On clear days, you can cook or bake anything. On hazy days, you can cook most anything, except bread or cakes.

It is important to follow basic safety when working with a solar oven, because steam and heat can cause injuries. Always use pot holders to handle pots.

Dark pots and pans with lids should be used. Lids are necessary to avoid condensation on the oven glass that would block incoming solar heat. The oven needs to be focused using the prop stick to direct the reflector cover of the oven.

Any conventional recipe that would be suitable for your oven will work in a solar oven. The time needs to be adjusted for the lower temperature. Crockpot recipes work great. Foods use less liquids or cook in their own juices, which produces better-tasting and more nutritious meals.

It is necessary to adjust the cooking time, which gets easier as you gain experience using the solar oven. My husband is a hunter, so I experimented with cooking duck and was very pleased with the quality and taste. When I was teaching, my class enjoyed the solar stew and homemade bread we made.

There are different sizes of ovens; some work great for camping trips. Solar cooking helps keep your kitchen cool on hot days and conserves electricity.

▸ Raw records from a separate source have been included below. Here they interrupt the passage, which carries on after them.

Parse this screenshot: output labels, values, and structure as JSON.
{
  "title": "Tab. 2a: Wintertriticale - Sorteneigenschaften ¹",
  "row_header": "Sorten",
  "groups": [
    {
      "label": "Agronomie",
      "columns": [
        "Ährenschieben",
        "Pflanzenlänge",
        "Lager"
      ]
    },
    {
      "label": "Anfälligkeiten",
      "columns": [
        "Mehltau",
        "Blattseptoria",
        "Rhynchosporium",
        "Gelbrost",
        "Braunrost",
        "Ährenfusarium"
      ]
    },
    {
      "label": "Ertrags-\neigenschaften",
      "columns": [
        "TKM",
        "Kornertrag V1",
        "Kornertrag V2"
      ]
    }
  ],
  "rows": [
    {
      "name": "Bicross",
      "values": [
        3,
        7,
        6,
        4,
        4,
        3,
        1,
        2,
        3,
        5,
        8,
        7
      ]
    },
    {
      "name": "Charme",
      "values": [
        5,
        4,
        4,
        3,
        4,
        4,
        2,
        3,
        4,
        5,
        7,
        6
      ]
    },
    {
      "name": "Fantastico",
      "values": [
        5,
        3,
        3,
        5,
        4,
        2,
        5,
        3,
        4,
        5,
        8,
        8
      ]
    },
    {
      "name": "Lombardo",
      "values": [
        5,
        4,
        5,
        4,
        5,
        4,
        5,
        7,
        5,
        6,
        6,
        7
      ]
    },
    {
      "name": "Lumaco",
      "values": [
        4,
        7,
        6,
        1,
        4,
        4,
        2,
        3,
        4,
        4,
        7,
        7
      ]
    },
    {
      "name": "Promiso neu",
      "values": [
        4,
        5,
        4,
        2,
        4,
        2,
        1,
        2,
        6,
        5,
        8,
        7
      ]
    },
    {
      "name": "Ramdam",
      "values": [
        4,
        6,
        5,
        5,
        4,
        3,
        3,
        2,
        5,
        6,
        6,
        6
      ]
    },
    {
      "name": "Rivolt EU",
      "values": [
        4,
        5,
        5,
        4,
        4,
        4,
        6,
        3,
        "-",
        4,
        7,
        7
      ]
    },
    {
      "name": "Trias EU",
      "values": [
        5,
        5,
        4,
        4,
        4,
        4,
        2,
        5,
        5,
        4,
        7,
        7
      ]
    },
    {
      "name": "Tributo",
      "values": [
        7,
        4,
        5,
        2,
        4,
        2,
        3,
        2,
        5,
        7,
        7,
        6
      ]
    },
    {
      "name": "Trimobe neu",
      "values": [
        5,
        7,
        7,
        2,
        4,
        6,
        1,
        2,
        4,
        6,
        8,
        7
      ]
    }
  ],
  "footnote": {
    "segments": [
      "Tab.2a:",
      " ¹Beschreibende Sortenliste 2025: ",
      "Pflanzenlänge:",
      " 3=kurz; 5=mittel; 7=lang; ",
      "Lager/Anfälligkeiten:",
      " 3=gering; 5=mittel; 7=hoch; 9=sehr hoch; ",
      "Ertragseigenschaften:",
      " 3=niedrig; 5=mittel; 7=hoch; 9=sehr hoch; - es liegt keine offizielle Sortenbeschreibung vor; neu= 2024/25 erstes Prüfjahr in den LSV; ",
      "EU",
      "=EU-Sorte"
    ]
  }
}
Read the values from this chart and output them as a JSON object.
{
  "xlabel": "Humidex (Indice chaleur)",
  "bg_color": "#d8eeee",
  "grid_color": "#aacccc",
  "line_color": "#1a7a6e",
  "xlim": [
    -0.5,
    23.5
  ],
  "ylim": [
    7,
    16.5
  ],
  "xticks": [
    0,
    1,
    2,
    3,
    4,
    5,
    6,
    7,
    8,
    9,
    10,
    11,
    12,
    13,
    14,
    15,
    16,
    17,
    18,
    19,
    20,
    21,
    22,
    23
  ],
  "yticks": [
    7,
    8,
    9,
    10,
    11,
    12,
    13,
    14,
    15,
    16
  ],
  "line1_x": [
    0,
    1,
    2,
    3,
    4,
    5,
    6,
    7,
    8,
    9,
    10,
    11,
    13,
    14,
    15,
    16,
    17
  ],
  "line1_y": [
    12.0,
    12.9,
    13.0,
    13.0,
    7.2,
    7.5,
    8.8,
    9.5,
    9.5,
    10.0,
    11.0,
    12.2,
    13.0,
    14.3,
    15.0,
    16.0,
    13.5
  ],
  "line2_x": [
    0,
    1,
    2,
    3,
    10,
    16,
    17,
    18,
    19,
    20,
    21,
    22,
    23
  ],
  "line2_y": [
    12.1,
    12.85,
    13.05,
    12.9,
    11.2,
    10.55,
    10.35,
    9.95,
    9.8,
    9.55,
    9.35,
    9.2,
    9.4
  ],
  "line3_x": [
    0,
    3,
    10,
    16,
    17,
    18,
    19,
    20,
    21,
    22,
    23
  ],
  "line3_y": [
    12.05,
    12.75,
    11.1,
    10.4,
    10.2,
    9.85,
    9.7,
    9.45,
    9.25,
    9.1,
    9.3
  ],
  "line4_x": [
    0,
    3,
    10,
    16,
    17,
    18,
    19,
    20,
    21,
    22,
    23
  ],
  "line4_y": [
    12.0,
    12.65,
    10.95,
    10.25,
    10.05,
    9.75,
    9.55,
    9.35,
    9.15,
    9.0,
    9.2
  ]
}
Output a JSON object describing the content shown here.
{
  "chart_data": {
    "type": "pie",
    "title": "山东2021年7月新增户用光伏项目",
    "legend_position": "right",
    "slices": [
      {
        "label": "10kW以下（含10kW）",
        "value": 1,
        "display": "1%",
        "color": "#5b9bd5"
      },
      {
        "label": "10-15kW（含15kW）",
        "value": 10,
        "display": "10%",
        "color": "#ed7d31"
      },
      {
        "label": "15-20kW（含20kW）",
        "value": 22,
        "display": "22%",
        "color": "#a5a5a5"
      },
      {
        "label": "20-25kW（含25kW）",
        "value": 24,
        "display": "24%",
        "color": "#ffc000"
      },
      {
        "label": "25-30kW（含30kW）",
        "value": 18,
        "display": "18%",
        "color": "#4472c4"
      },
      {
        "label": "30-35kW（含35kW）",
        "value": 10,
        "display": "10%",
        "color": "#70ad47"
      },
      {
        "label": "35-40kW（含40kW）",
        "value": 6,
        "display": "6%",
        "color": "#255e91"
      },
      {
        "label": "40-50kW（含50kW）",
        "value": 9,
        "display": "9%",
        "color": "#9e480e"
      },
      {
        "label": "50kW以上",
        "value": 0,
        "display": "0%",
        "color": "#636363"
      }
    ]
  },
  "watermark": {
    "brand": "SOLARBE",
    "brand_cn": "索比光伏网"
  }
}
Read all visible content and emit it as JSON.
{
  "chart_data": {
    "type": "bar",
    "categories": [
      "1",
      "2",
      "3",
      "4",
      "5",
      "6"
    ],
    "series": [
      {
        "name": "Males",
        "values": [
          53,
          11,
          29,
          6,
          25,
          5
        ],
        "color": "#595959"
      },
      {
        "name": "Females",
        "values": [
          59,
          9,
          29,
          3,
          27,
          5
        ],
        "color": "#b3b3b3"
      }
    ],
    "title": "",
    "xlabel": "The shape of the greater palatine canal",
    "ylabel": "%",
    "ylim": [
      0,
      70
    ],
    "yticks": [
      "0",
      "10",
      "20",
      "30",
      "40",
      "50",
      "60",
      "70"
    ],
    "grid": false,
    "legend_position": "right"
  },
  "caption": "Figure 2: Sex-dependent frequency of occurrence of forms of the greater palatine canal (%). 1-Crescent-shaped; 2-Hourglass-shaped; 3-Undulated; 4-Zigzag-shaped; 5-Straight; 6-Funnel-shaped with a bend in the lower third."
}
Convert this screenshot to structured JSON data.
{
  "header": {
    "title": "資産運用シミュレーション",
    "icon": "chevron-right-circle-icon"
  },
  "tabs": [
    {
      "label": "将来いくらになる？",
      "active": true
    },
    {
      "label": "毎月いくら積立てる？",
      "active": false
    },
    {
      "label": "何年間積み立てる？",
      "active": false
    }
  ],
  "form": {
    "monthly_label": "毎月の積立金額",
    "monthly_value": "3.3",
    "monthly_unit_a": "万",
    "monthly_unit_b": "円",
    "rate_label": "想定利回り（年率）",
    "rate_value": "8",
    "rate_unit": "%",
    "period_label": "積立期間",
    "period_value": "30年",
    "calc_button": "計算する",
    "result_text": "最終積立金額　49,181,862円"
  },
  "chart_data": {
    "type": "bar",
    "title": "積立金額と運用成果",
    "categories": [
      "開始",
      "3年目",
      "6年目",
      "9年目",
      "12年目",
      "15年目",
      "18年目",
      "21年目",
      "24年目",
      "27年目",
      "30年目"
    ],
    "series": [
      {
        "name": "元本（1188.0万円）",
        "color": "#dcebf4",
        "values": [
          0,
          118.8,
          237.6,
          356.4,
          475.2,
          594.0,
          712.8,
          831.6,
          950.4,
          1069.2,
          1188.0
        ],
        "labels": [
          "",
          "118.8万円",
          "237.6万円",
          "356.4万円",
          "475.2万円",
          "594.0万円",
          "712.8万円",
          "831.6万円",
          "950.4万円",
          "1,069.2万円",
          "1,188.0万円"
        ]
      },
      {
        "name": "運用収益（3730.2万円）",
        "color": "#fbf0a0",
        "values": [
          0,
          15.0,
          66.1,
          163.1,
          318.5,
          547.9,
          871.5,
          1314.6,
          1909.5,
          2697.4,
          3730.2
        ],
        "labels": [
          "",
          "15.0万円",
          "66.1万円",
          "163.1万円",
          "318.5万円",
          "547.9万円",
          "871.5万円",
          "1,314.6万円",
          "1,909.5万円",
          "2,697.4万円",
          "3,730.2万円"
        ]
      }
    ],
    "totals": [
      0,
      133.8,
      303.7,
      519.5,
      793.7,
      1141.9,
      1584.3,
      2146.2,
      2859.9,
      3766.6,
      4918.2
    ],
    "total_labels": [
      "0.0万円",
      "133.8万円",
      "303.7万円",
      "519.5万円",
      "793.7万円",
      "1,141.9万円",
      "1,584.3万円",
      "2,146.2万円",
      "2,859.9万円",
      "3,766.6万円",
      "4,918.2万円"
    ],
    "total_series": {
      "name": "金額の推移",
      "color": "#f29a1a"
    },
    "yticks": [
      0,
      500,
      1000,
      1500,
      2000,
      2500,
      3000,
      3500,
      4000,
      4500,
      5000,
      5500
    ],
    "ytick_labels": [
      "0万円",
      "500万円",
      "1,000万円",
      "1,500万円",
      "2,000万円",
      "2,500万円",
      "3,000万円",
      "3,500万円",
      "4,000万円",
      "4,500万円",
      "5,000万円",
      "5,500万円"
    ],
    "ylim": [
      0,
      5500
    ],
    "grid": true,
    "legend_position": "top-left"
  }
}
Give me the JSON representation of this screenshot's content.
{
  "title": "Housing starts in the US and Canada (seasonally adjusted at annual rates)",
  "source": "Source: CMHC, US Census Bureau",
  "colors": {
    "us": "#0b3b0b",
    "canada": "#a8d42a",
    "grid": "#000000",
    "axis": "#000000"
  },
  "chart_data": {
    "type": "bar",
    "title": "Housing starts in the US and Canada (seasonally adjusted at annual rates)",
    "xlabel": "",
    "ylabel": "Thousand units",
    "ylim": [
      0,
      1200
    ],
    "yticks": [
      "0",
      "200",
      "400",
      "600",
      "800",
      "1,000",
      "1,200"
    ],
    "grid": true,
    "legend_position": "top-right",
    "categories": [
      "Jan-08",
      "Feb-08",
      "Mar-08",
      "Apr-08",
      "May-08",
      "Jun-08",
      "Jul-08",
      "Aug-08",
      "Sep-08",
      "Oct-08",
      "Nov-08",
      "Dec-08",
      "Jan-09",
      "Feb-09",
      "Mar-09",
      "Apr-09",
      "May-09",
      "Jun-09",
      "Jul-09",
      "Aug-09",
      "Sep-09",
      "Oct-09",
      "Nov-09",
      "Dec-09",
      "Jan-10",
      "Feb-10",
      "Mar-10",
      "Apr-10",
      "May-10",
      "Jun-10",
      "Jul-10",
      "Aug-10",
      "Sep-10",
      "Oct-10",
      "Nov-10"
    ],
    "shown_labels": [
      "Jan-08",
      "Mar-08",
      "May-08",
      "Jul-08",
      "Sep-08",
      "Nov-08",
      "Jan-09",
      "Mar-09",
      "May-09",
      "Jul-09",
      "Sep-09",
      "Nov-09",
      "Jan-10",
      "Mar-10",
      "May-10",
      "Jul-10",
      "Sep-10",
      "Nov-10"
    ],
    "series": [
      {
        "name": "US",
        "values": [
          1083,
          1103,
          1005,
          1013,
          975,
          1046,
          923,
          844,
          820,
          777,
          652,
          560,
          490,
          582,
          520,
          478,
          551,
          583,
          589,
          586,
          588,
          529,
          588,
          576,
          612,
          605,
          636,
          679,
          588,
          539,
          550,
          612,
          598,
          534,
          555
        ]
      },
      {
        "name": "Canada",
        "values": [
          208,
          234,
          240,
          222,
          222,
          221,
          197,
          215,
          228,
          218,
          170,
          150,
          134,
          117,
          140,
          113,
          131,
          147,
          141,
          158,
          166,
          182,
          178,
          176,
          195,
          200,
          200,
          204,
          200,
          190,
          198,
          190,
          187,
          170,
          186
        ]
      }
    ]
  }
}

Barbara A. Tonin lives in Alta Sierra.

Impossible Tamale Pie

1 lb. ground beef 2/3 cup Bisquick

1 package taco seasoning mix

2/3 cup milk

1 cup frozen corn, thawed and drained 3 eggs

1/2 cup chopped onion 1/3 cup yellow cornmeal

Bake beef and onion for one hour in dark, round roaster; drain. Stir in taco mix. Sprinkle with fresh tomatoes (or one 8-ounce can stewed tomatoes drained and chopped) and corn. Set aside.

Beat together eggs, milk, Bisquick and cornmeal. Pour over ground beef mixture. Cover and bake one to one and half hours.

Pot Roast With

Vegetables

2-3 pounds chuck roast Potatoes, cut in 1-inch pieces

Cut-up carrots

1 package dry onion soup mix

Place vegetables in bottom of dark granite pan and sprinkle with 3 tablespoons of water. Put meat on top and sprinkle with the soup mix. Cover and cook 31/2 hours or longer dependent on the weather conditions.

Grandmother’s

Crustless Apple Pie

6 apples chopped or sliced

Cinnamon

1/3 cup sugar

1 cup flour

1/2 cup butter

1 cup brown sugar

Put apples and1/3 cup sugar in buttered round or oval, black roaster and sprinkle with desired amount of cinnamon. Work together flour, brown sugar and butter and sprinkle over apples. Bake in solar oven about two hours. When cool, serve with ice cream.